President Joe Biden on Monday signed legislation requiring the release of intelligence documents about a potential link between the outbreak of the Covid-19 pandemic and a biolab in the Chinese city of Wuhan.
“We need to understand the origins of Covid-19, including possible links to the Wuhan Institute of Virology,” Biden said in a statement. “In implementing this law, my administration will declassify and release as much of this information as possible.”
“I share Congress’ goal of releasing as much information about the origins of Covid as possible,” Biden added.
The president said that in 2021, upon taking office, he “asked the intelligence community to use all the tools at their disposal to investigate.” This work is “in progress” but as much material as possible will be released without “injuring national security”, he said.
The bill poses political risks for Biden due to tensions with Chinese leader Xi Jinping. Beijing categorically rejects the possibility that a leak during research in a laboratory in Wuhan could trigger a global pandemic.
However, the majority of members of Congress want to continue to develop this theory, and this question has become a rallying point, in particular, for Republican opponents of Biden. Congress passed and sent the bill to Biden in March.
The Covid-19 epidemic began in 2019 in the city of Wuhan in eastern China.

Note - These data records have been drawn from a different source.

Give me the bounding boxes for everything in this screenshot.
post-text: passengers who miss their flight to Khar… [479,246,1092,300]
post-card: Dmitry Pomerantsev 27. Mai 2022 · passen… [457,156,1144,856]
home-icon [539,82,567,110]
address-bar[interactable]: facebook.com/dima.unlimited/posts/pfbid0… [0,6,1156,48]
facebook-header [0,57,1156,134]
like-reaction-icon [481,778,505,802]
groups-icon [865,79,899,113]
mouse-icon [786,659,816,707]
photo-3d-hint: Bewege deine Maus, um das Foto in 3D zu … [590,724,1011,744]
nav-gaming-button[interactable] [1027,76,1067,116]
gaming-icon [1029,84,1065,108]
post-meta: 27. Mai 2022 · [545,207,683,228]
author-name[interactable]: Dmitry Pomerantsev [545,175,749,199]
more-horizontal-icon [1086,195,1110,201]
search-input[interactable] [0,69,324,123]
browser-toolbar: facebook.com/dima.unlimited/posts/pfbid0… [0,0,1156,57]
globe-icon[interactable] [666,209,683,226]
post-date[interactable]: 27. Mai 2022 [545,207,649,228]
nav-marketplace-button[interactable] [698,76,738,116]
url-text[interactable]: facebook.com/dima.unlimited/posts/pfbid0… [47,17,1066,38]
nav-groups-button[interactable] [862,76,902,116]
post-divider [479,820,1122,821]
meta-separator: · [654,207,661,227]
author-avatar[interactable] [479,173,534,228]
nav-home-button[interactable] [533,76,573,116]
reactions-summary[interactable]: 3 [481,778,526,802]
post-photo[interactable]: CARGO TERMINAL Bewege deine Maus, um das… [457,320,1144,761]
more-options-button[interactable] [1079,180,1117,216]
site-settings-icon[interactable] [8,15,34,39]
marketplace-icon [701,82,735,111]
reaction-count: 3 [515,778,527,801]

According to official figures, almost seven million people have died worldwide so far, more than a million of them in the United States.
However, public health officials and the U.S. intelligence community remain divided on whether the virus was randomly transmitted from an infected animal or leaked during research at the Institute of Virology in Washington. Wuhan.
The US Department of Energy, one of the federal agencies investigating the crash, concluded with “low confidence” that the virus likely originated in a laboratory, agreeing with the FBI’s assessment but contradicting the conclusions of several other agencies.